The new retirement village – is it a way of life or is it support for New Zealand style care under new management?
Suzanne Dvorak, the new CEO of Stockland’s 58-village portfolio, now owned by Swedish investment fund EQT, points to a greater care component in their villages, given her crash course in elderly care which has led Bupa’s 72 aged care homes through COVID-19. But Levande’s new website and press releases emphasize that people will join its villages not for the care but for the ‘lifestyle’.
We suspect it’s the sizzle of offering a fresh start for their many villages which are now over 30 years old, meaning the average age of their residents will likely be in the 70s and 80s. Care support will be what they really want, not their lifestyle.
Suzanne also led Australian Unity’s Retirement Living business when it opened Rathdowne Place and Drummond Place, a co-located care village and area in Melbourne that set the benchmark for vertical developments (we have filmed a section of our TV series last week).

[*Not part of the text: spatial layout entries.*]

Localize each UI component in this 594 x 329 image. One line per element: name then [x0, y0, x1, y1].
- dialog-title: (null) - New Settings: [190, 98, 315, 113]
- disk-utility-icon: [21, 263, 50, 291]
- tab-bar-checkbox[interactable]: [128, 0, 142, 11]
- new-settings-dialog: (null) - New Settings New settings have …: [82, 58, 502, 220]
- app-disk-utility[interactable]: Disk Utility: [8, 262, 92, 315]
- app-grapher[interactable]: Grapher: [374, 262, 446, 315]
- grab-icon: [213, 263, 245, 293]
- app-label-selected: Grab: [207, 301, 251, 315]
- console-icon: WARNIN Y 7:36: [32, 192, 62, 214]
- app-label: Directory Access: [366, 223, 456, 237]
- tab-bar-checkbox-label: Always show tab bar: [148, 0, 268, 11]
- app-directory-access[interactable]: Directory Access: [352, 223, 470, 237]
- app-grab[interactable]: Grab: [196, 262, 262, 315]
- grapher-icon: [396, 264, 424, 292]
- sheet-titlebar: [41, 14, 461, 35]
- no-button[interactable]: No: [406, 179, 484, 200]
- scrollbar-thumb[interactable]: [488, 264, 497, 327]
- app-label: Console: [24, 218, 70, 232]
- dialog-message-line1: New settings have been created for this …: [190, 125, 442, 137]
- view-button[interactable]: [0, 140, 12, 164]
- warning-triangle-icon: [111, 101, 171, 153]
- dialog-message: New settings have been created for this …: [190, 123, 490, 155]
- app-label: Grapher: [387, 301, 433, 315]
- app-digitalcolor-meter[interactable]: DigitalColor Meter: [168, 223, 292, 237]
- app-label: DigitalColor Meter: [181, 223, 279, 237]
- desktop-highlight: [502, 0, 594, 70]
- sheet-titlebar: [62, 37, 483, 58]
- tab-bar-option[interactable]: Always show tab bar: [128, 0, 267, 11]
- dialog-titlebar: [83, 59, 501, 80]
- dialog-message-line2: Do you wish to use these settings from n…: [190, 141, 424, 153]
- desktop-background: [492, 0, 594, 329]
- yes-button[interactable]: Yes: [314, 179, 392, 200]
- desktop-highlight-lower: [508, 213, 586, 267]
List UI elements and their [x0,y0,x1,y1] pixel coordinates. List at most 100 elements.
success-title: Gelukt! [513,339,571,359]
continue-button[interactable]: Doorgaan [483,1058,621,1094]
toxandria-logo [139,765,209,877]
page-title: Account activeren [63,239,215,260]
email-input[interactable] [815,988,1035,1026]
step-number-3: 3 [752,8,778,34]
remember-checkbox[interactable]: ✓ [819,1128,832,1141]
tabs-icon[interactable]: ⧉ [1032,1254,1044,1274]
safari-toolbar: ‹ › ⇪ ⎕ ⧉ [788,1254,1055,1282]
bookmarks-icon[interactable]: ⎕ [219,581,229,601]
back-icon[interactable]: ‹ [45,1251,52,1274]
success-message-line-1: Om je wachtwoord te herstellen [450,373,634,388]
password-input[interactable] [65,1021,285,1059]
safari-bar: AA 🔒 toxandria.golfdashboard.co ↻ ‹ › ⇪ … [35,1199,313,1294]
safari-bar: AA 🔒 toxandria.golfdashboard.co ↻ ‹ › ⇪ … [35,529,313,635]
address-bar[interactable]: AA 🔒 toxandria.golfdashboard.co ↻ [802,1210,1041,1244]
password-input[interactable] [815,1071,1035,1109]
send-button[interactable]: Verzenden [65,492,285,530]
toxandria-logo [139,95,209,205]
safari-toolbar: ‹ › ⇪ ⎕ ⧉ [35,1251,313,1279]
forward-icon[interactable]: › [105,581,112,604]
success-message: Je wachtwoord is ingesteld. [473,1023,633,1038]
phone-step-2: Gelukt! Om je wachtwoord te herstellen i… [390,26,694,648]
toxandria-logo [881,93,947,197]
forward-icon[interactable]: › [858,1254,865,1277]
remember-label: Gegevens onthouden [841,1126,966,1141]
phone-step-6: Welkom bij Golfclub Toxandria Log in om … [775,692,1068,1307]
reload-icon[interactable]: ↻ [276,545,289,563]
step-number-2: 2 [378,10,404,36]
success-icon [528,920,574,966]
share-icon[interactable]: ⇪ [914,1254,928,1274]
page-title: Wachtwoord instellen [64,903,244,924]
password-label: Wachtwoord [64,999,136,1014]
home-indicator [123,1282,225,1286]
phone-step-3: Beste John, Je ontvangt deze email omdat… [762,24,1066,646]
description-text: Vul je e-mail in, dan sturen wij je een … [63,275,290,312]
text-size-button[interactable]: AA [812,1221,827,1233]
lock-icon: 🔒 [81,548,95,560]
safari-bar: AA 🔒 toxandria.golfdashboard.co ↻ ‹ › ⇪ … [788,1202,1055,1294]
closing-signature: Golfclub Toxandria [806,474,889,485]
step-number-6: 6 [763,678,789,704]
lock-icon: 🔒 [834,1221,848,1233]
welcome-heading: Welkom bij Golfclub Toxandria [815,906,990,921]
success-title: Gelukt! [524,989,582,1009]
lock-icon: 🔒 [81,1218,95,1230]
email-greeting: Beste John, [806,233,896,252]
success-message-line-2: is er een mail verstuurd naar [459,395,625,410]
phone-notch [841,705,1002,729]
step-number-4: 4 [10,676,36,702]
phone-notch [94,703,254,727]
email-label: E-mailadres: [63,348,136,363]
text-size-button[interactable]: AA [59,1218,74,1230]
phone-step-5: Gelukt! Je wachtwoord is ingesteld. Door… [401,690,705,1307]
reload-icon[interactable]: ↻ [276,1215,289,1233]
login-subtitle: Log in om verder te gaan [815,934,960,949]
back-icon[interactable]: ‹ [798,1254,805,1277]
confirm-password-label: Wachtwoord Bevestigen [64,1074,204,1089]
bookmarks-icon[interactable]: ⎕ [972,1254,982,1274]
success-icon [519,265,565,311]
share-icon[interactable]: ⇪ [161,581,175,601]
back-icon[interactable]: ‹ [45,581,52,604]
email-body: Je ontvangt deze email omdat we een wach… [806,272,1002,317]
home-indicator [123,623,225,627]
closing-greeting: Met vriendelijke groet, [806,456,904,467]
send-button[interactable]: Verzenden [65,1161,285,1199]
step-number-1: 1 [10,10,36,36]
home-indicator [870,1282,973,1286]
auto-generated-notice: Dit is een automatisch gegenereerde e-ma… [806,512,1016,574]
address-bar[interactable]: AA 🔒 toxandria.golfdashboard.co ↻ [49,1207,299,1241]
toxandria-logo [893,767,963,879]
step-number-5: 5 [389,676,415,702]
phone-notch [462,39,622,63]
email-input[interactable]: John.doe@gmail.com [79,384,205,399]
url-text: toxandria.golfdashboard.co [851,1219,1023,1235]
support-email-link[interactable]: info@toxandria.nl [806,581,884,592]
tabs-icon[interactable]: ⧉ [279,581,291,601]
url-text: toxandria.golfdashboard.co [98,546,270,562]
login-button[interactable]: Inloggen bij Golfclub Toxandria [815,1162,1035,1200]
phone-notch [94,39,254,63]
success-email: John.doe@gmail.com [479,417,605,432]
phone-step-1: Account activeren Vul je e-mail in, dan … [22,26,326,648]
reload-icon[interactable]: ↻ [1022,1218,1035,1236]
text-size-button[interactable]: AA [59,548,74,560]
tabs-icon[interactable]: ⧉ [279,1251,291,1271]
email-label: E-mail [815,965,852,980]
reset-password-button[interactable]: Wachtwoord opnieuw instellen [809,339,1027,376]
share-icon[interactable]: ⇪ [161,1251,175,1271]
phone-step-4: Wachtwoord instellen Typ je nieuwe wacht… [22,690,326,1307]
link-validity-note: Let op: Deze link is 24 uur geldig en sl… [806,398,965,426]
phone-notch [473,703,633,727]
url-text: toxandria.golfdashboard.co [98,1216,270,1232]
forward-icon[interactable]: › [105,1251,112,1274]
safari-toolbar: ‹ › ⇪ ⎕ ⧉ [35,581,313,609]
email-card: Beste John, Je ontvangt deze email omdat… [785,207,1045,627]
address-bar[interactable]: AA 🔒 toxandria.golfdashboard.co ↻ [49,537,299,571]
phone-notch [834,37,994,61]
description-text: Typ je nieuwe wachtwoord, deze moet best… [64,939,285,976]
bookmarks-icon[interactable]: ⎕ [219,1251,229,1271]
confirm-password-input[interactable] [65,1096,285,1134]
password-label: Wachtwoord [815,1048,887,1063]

EQT also owns Metlifecare in New Zealand and therefore has first-hand knowledge of the strength of the continuum of care village model. New Zealand CEO Earl Gasparich is a very experienced “growth” executive, and he will have good advice for Suzanne.
Meanwhile, the elephant in the room, the big non-profits in the care world, are all moving away from the future development of residential care towards supported living in villages. Discover the volume of projects being developed by Uniting NSW & ACT, Bolton Clarke, and now Anglicare in Sydney under new CEO Simon Miller.
Sales volumes and record prices achieved by private aged care operators delivering under the Retirement Villages Act prove that care aid is selling, while the after-age lifestyle 70 is less attractive.
This will be much more the case when the new star rating system for residential aged care begins later this year; it is expected that all nursing homes for the elderly will only get an average of two stars at best, given the rating criteria. Expect a flood of people looking for alternative accommodation in the villages with support – not a lifestyle.